The Section 8 Breach at the Roadside – The ASD Demand.
[50] The Crown conceded that it was a breach of section 8 of the Charter when the police made an ASD demand but did not have an ASD readily available. They argue, however, that the evidence should nonetheless be admitted pursuant to section 24(2). I agree.
[51] Given the Crown’s concession that there was a section 8 breach, I will proceed on that basis and move directly to the 24(2) analysis. The now well-known Grant analysis requires me to assess and balance the effect of admitting the evidence on society’s confidence in the justice system having regard to the following three factors:
The seriousness of the Charter-infringing state conduct;
The impact of the breach on the Charter-protected interests of the accused, and
Society’s interest in the adjudication of the case on its merits.
[52] I find that all three factors weigh in favour of admitting the evidence. On the first stage, the police conduct was at the low-end of the spectrum. At the time of arrest, there was no requirement that the police actually be in possession of an ASD before making the breath demand at the roadside. As noted, the Supreme Court of Canada came out with this guidance in Breault approximately three weeks after I heard the matter. The breach occurred over a year before Breault. After the ASD demand was made, the device arrived on the scene within minutes. The police were following established procedures at the time and were not conducting themselves in an abusive or egregious manner. In fact, the police read Ms. Bhatti her rights to counsel prior to the ASD, demonstrating their cautious approach in protecting Ms. Bhatti’s rights.
[53] The conceded section 8 breach had little to no impact on Ms. Bhatti. As mentioned, she was given her rights to counsel and the ASD arrived at the scene within minutes, resulting in almost no delay.

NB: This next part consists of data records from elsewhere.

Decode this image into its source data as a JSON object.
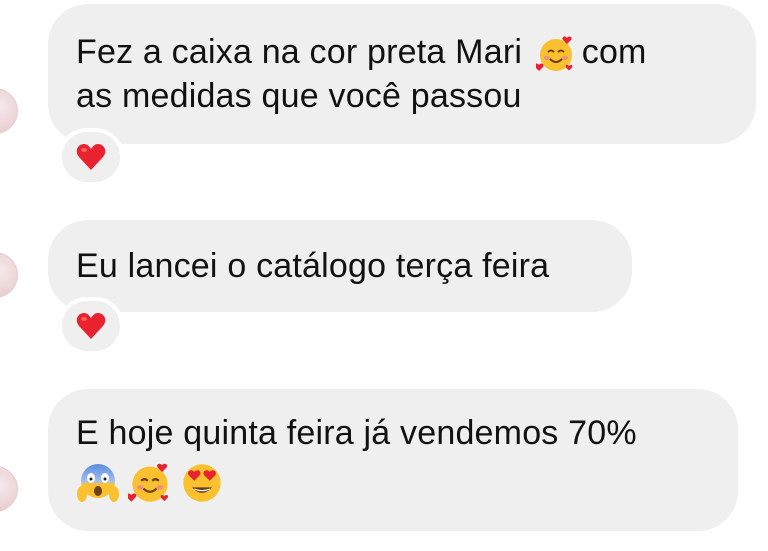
{
  "messages": [
    {
      "line1": "Fez a caixa na cor preta Mari",
      "emoji_after_line1": "smiling-face-with-hearts-icon",
      "line1_tail": "com",
      "line2": "as medidas que você passou",
      "reaction": "red-heart-icon"
    },
    {
      "line1": "Eu lancei o catálogo terça feira",
      "reaction": "red-heart-icon"
    },
    {
      "line1": "E hoje quinta feira já vendemos 70%",
      "emojis": [
        "face-screaming-in-fear-icon",
        "smiling-face-with-hearts-icon",
        "smiling-face-with-heart-eyes-icon"
      ]
    }
  ],
  "colors": {
    "bubble_background": "#efeff0",
    "text": "#111111",
    "heart": "#e8222e",
    "emoji_yellow": "#fbc02d"
  }
}
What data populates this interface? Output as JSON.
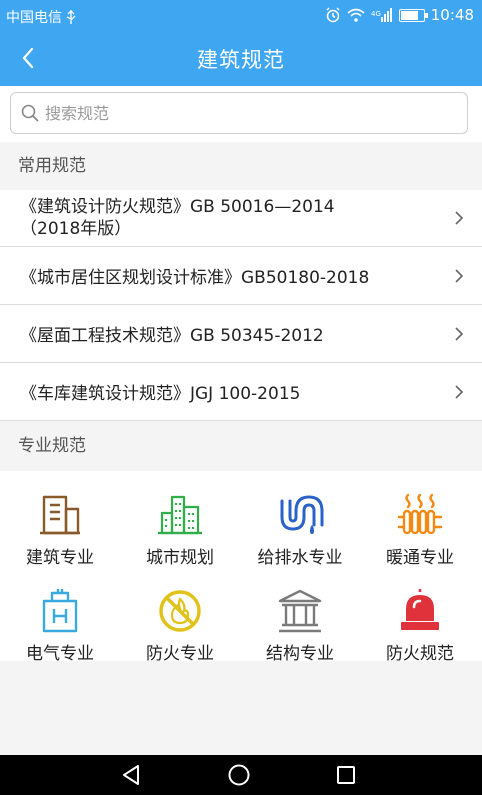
{
  "status": {
    "carrier": "中国电信",
    "time": "10:48"
  },
  "nav": {
    "title": "建筑规范"
  },
  "search": {
    "placeholder": "搜索规范"
  },
  "common": {
    "title": "常用规范",
    "items": [
      {
        "line1": "《建筑设计防火规范》GB 50016—2014",
        "line2": "（2018年版）"
      },
      {
        "line1": "《城市居住区规划设计标准》GB50180-2018"
      },
      {
        "line1": "《屋面工程技术规范》GB 50345-2012"
      },
      {
        "line1": "《车库建筑设计规范》JGJ 100-2015"
      }
    ]
  },
  "professional": {
    "title": "专业规范",
    "items": [
      {
        "label": "建筑专业",
        "icon": "building-icon",
        "color": "#8a5a2b"
      },
      {
        "label": "城市规划",
        "icon": "city-icon",
        "color": "#2fae4a"
      },
      {
        "label": "给排水专业",
        "icon": "water-pipe-icon",
        "color": "#2a62c9"
      },
      {
        "label": "暖通专业",
        "icon": "heater-icon",
        "color": "#f08a12"
      },
      {
        "label": "电气专业",
        "icon": "electric-icon",
        "color": "#3aa9e0"
      },
      {
        "label": "防火专业",
        "icon": "no-fire-icon",
        "color": "#e0c21a"
      },
      {
        "label": "结构专业",
        "icon": "pillar-structure-icon",
        "color": "#7a7a7a"
      },
      {
        "label": "防火规范",
        "icon": "alarm-light-icon",
        "color": "#e0323a"
      }
    ]
  }
}
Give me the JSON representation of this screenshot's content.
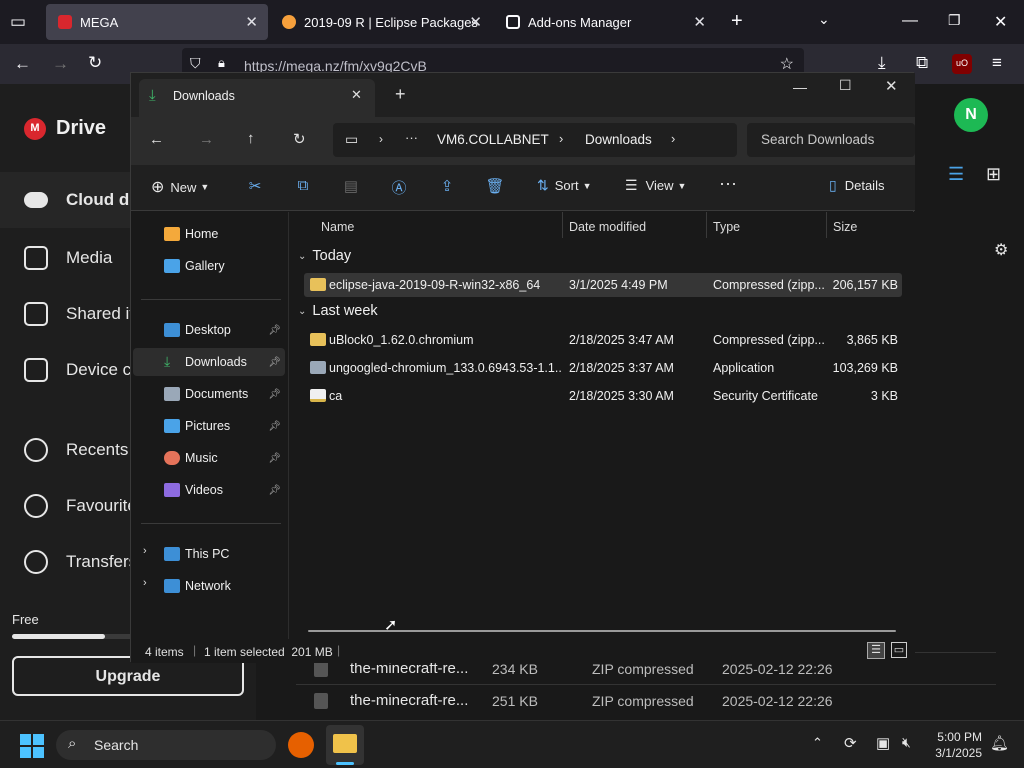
{
  "browser": {
    "tabs": [
      {
        "label": "MEGA",
        "active": true
      },
      {
        "label": "2019-09 R | Eclipse Packages",
        "active": false
      },
      {
        "label": "Add-ons Manager",
        "active": false
      }
    ],
    "url": "https://mega.nz/fm/xv9q2CvB",
    "ext_badge": "uO"
  },
  "mega": {
    "brand": "Drive",
    "avatar_initial": "N",
    "nav": [
      "Cloud drive",
      "Media",
      "Shared items",
      "Device centre",
      "Recents",
      "Favourites",
      "Transfers"
    ],
    "storage_label": "Free",
    "upgrade_label": "Upgrade",
    "rows": [
      {
        "name": "the-minecraft-re...",
        "size": "234 KB",
        "type": "ZIP compressed",
        "date": "2025-02-12 22:26"
      },
      {
        "name": "the-minecraft-re...",
        "size": "251 KB",
        "type": "ZIP compressed",
        "date": "2025-02-12 22:26"
      }
    ]
  },
  "explorer": {
    "tab_title": "Downloads",
    "breadcrumb": [
      "VM6.COLLABNET",
      "Downloads"
    ],
    "search_placeholder": "Search Downloads",
    "toolbar": {
      "new": "New",
      "sort": "Sort",
      "view": "View",
      "details": "Details"
    },
    "nav": [
      {
        "label": "Home",
        "icon": "home-icon",
        "color": "#f4a93b"
      },
      {
        "label": "Gallery",
        "icon": "gallery-icon",
        "color": "#4aa3e8"
      },
      {
        "label": "Desktop",
        "icon": "desktop-icon",
        "color": "#3d8fd6",
        "pinned": true
      },
      {
        "label": "Downloads",
        "icon": "download-icon",
        "color": "#3fb86a",
        "pinned": true,
        "selected": true
      },
      {
        "label": "Documents",
        "icon": "documents-icon",
        "color": "#9aa8b8",
        "pinned": true
      },
      {
        "label": "Pictures",
        "icon": "pictures-icon",
        "color": "#4aa3e8",
        "pinned": true
      },
      {
        "label": "Music",
        "icon": "music-icon",
        "color": "#e5735a",
        "pinned": true
      },
      {
        "label": "Videos",
        "icon": "videos-icon",
        "color": "#8d6be0",
        "pinned": true
      },
      {
        "label": "This PC",
        "icon": "this-pc-icon",
        "color": "#3d8fd6"
      },
      {
        "label": "Network",
        "icon": "network-icon",
        "color": "#3d8fd6"
      }
    ],
    "columns": [
      "Name",
      "Date modified",
      "Type",
      "Size"
    ],
    "groups": [
      {
        "label": "Today",
        "files": [
          {
            "name": "eclipse-java-2019-09-R-win32-x86_64",
            "date": "3/1/2025 4:49 PM",
            "type": "Compressed (zipp...",
            "size": "206,157 KB",
            "icon": "zip-folder-icon",
            "selected": true
          }
        ]
      },
      {
        "label": "Last week",
        "files": [
          {
            "name": "uBlock0_1.62.0.chromium",
            "date": "2/18/2025 3:47 AM",
            "type": "Compressed (zipp...",
            "size": "3,865 KB",
            "icon": "zip-folder-icon"
          },
          {
            "name": "ungoogled-chromium_133.0.6943.53-1.1...",
            "date": "2/18/2025 3:37 AM",
            "type": "Application",
            "size": "103,269 KB",
            "icon": "application-icon"
          },
          {
            "name": "ca",
            "date": "2/18/2025 3:30 AM",
            "type": "Security Certificate",
            "size": "3 KB",
            "icon": "certificate-icon"
          }
        ]
      }
    ],
    "status": {
      "count": "4 items",
      "selection": "1 item selected  201 MB"
    }
  },
  "taskbar": {
    "search_label": "Search",
    "time": "5:00 PM",
    "date": "3/1/2025"
  }
}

[54] Finally, impaired driving is a serious offence, and the public has long had a strong interest in seeing such cases adjudicated on their merits. The results of breath samples are highly reliable and essential to the Crown’s case and their exclusion may impact more negatively on the repute of the administration of justice in this case in that it would effectively terminate the prosecution. Accordingly, this prong of the Grant analysis favours the admission of the evidence as it bolsters the truth-seeking function of the criminal trial process.
CONCLUSION
[55] For all of the reasons above, the section 8 and 10(b) applications are dismissed and the breath samples and observations made by the officers will be admitted at the trial. I should also note that, for the above reasons, I do not find the section 8 breach at the roadside to be one of the “clearest of cases” requiring a stay of proceedings.